In an alternative embodiment, the disclosed apparatus and methods (e.g., see the various flow charts described above) may be implemented as a computer program product for use with a computer system. Such implementation may include a series of computer instructions fixed either on a tangible, non-transitory medium, such as a computer readable medium (e.g., USB-key, solid-state drive). The series of computer instructions can embody all or part of the functionality previously described herein with respect to the system.

Those skilled in the art should appreciate that such computer instructions can be written in a number of programming languages for use with many computer architectures or operating systems. Furthermore, such instructions may be stored in any memory device, such as semiconductor, magnetic, optical or other memory devices, and may be transmitted using any communications technology, such as optical, infrared, microwave, or other transmission technologies, and/or Internet of Things (IOT) protocols, WiFi, LAN, and cellular.

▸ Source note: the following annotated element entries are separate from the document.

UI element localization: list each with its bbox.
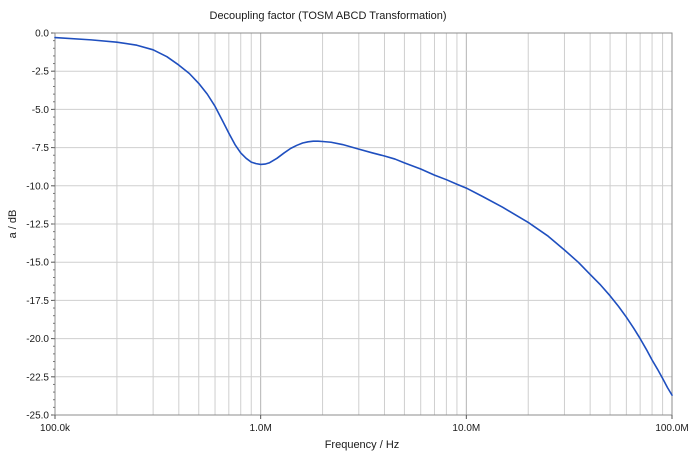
x-axis: 100.0k 1.0M 10.0M 100.0M	[40, 415, 689, 434]
y-tick-label: -17.5	[26, 296, 49, 307]
y-axis: 0.0 -2.5 -5.0 -7.5 -10.0 -12.5 -15.0 -17.5 -20.0…	[26, 29, 55, 422]
y-tick-label: -5.0	[32, 105, 50, 116]
y-tick-label: -15.0	[26, 258, 49, 269]
y-tick-label: -25.0	[26, 411, 49, 422]
series-line	[54, 36, 673, 396]
y-tick-label: -20.0	[26, 334, 49, 345]
x-tick-label: 1.0M	[250, 423, 272, 434]
x-axis-title: Frequency / Hz	[325, 439, 400, 451]
series-layer	[54, 36, 673, 396]
y-axis-title: a / dB	[7, 210, 19, 239]
y-tick-label: -10.0	[26, 181, 49, 192]
grid-lines	[54, 32, 672, 416]
x-tick-label: 100.0k	[40, 423, 71, 434]
y-tick-label: 0.0	[35, 29, 49, 40]
y-tick-label: -2.5	[32, 67, 50, 78]
x-tick-label: 100.0M	[655, 423, 688, 434]
y-tick-label: -22.5	[26, 372, 49, 383]
x-tick-label: 10.0M	[452, 423, 480, 434]
y-tick-label: -12.5	[26, 220, 49, 231]
y-tick-label: -7.5	[32, 143, 50, 154]
chart-title: Decoupling factor (TOSM ABCD Transformat…	[210, 10, 447, 22]
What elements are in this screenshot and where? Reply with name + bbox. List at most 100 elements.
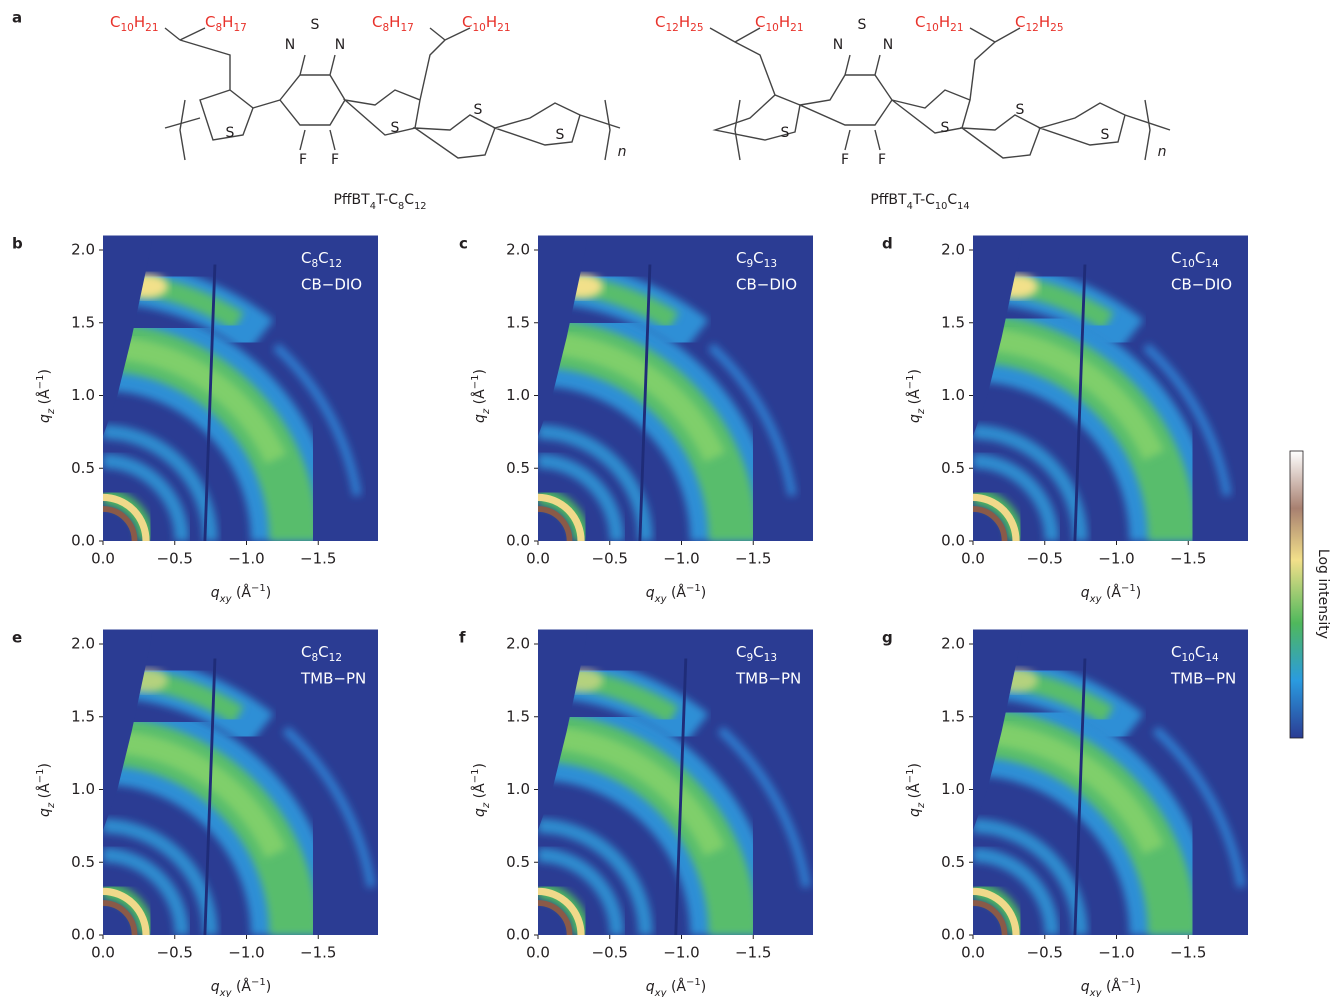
axis-label-part: (Å [471,783,488,803]
axis-label: qz (Å−1) [35,369,57,423]
x-tick-label: −1.0 [1098,550,1134,568]
axis-label-part: (Å [232,584,252,601]
axis-label: qz (Å−1) [905,369,927,423]
axis-label: qxy (Å−1) [1081,583,1141,605]
axis-label-part: xy [219,594,233,605]
y-tick-label: 1.5 [941,707,965,725]
atom-label: S [311,17,320,33]
y-tick-label: 0.0 [71,532,95,550]
axis-label-part: −1 [35,375,46,390]
atom-label: S [941,120,950,136]
axis-label-part: q [1081,585,1090,601]
panel-letter: f [459,629,466,647]
y-tick-label: 0.5 [506,459,530,477]
axis-label-part: (Å [471,389,488,409]
x-tick-label: −1.0 [228,944,264,962]
colorbar-label: Log intensity [1315,549,1331,639]
x-tick-label: 0.0 [91,944,115,962]
x-tick-label: −0.5 [157,944,193,962]
atom-label: S [391,120,400,136]
panel-letter: g [882,629,893,647]
axis-label-part: q [37,808,53,817]
atom-label: S [226,125,235,141]
y-tick-label: 0.5 [941,459,965,477]
x-tick-label: 0.0 [961,944,985,962]
axis-label: qxy (Å−1) [646,583,706,605]
axis-label-part: q [907,808,923,817]
axis-label-part: q [1081,979,1090,995]
panel-letter: a [12,9,22,27]
axis-label-part: (Å [1102,584,1122,601]
axis-label: qxy (Å−1) [646,977,706,997]
atom-label: n [1158,144,1167,160]
y-tick-label: 0.0 [941,926,965,944]
axis-label-part: −1 [470,375,481,390]
axis-label-part: q [211,979,220,995]
colorbar [1290,451,1303,738]
axis-label-part: (Å [36,783,53,803]
y-tick-label: 1.5 [506,313,530,331]
atom-label: n [618,144,627,160]
atom-label: F [299,152,307,168]
y-tick-label: 2.0 [71,241,95,259]
axis-label-part: ) [472,369,488,374]
axis-label-part: q [472,808,488,817]
y-tick-label: 0.5 [506,853,530,871]
axis-label-part: ) [37,369,53,374]
x-tick-label: −1.0 [1098,944,1134,962]
formula: C10H21 [110,13,159,35]
axis-label-part: q [211,585,220,601]
y-tick-label: 2.0 [506,241,530,259]
panel-letter: e [12,629,22,647]
axis-label-part: −1 [1121,977,1136,988]
axis-label-part: ) [1136,979,1141,995]
axis-label-part: (Å [906,389,923,409]
x-tick-label: −1.5 [300,944,336,962]
atom-label: S [781,125,790,141]
atom-label: N [883,37,893,53]
x-tick-label: −0.5 [592,550,628,568]
solvent-label: TMB−PN [735,670,801,688]
solvent-label: CB−DIO [1171,276,1232,294]
solvent-label: CB−DIO [736,276,797,294]
figure: aC10H21C8H17C8H17C10H21SNNSSSSFFnPffBT4T… [0,0,1335,997]
y-tick-label: 1.5 [506,707,530,725]
x-tick-label: −1.0 [228,550,264,568]
y-tick-label: 2.0 [941,635,965,653]
y-tick-label: 0.5 [71,853,95,871]
atom-label: N [833,37,843,53]
axis-label: qz (Å−1) [470,369,492,423]
x-tick-label: −1.5 [300,550,336,568]
axis-label-part: ) [37,763,53,768]
atom-label: S [858,17,867,33]
atom-label: S [556,127,565,143]
formula: C8H17 [372,13,414,35]
x-tick-label: −0.5 [157,550,193,568]
atom-label: S [1101,127,1110,143]
panel-letter: b [12,235,23,253]
y-tick-label: 1.5 [71,707,95,725]
axis-label-part: (Å [232,978,252,995]
formula: C8H17 [205,13,247,35]
atom-label: S [1016,102,1025,118]
panel-letter: d [882,235,893,253]
atom-label: N [285,37,295,53]
axis-label-part: q [646,979,655,995]
molecule-drawings [165,28,1170,160]
x-tick-label: −1.0 [663,550,699,568]
atom-label: F [878,152,886,168]
axis-label: qz (Å−1) [470,763,492,817]
formula: C10H21 [915,13,964,35]
atom-label: F [331,152,339,168]
axis-label-part: −1 [1121,583,1136,594]
axis-label-part: −1 [470,769,481,784]
x-tick-label: 0.0 [961,550,985,568]
solvent-label: TMB−PN [1170,670,1236,688]
formula: C12H25 [1015,13,1064,35]
axis-label: qxy (Å−1) [211,583,271,605]
x-tick-label: −1.5 [1170,550,1206,568]
x-tick-label: 0.0 [91,550,115,568]
x-tick-label: −0.5 [592,944,628,962]
axis-label-part: xy [1089,988,1103,997]
y-tick-label: 1.0 [506,386,530,404]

Among other ways, such a computer program product may be distributed as a removable medium with accompanying printed or electronic documentation (e.g., shrink wrapped software), preloaded with a computer system (e.g., on system ROM or fixed disk), or distributed from a server or electronic bulletin board over the network (e.g., the Internet or World Wide Web). In fact, some embodiments may be implemented in a software-as-a-service model (“SAAS”) or cloud computing model. Of course, some embodiments of the invention may be implemented as a combination of both software (e.g., a computer program product) and hardware. Still other embodiments of the invention are implemented as entirely hardware, or entirely software.

The embodiments of the invention described above are intended to be merely exemplary; numerous variations and modifications will be apparent to those skilled in the art. This disclosure should be considered to encompass combinations of one or more of any of the below claims.